The Original Quote:
子曰:“吾犹及史之阙文也,有马者借人乘之,今亡矣夫!”
Zǐ yuē: “Wú yóu jí shǐ zhī quē wén yě, yǒu mǎ zhě jiè rén chéng zhī, jīn wáng yǐ fú!”
English Translation:
“I myself could still find in historical records what was left blank by scribes—the lacunae of honest ignorance. In olden days, a man who owned a horse but knew not how to train it would lend it to another to ride. Now these practices are no more.”
Key Concepts Explained:
- 阙如 (quē rú): Literally “to leave a gap as it is” — the scholarly attitude of reserving judgment on matters one does not fully understand. It is a form of intellectual humility, opposed to pretending to know.
- 君子 (jūn zǐ): The “exemplary person” or “noble person” in Confucian ethics, one who cultivates virtue, including honesty and carefulness in learning.

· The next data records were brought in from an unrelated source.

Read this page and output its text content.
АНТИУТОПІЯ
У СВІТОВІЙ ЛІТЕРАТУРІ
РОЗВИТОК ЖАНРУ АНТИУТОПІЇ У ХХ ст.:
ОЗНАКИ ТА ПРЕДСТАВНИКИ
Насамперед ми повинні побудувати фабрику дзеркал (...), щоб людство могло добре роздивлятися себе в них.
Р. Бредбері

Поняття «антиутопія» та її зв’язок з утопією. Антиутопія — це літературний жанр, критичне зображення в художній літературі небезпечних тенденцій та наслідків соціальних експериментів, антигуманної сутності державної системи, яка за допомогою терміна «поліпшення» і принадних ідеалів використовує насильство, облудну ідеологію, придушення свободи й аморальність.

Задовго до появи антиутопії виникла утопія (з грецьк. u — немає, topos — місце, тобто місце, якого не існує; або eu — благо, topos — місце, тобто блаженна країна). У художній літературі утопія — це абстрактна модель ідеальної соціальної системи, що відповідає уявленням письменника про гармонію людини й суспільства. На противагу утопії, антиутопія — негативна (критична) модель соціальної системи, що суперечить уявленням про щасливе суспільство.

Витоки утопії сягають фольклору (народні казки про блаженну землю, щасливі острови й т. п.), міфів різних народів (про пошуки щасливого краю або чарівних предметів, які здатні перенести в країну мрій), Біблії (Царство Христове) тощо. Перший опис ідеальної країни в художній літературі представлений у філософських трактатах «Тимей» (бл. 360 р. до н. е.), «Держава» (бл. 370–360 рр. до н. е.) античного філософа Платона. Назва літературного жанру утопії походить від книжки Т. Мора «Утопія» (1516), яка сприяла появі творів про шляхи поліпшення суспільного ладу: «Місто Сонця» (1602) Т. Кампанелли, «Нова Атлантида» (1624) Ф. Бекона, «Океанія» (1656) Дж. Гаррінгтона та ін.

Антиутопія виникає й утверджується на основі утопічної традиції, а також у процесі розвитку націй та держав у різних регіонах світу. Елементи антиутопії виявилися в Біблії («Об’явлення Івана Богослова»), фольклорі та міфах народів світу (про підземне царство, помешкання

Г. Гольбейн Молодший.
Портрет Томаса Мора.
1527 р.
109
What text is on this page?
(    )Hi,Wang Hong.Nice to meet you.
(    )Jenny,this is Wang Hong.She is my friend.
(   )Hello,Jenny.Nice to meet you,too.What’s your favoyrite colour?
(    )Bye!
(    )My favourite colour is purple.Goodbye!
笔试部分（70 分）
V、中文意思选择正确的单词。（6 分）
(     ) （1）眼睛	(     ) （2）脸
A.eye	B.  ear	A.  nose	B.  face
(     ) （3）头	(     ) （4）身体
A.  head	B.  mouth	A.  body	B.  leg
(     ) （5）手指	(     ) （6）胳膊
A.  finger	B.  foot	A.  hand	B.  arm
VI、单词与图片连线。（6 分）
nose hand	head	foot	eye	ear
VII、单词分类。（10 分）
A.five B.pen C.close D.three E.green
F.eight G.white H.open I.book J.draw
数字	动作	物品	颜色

- 礼 (lǐ): Ritual propriety or right conduct, which here extends to the proper way of handling knowledge: with reverence and truthfulness.
Cultural Context:
This passage from The Analects (Book XV, Chapter 26) reflects Confucius’s deep concern for scholarly integrity in an age of declining standards. In ancient China, official scribes (史, shǐ) would leave blank spaces in records when they encountered uncertain information, rather than fabricating answers. Confucius laments that this practice, along with the humility of a horse owner who admits his inability and seeks help, had disappeared by his own time. The saying underscores a core Confucian teaching: true wisdom begins with acknowledging one’s own ignorance. This principle—known as 阙如 (quē rú)—became a foundational attitude in Chinese classical scholarship, urging scholars to “suspend judgment” (存疑, cún yí) rather than risk misleading others through false certainty. Later commentators, from Zhu Xi to modern historians, have praised this as a model of scientific and ethical rigor, warning against the harms of dogmatism and intellectual arrogance.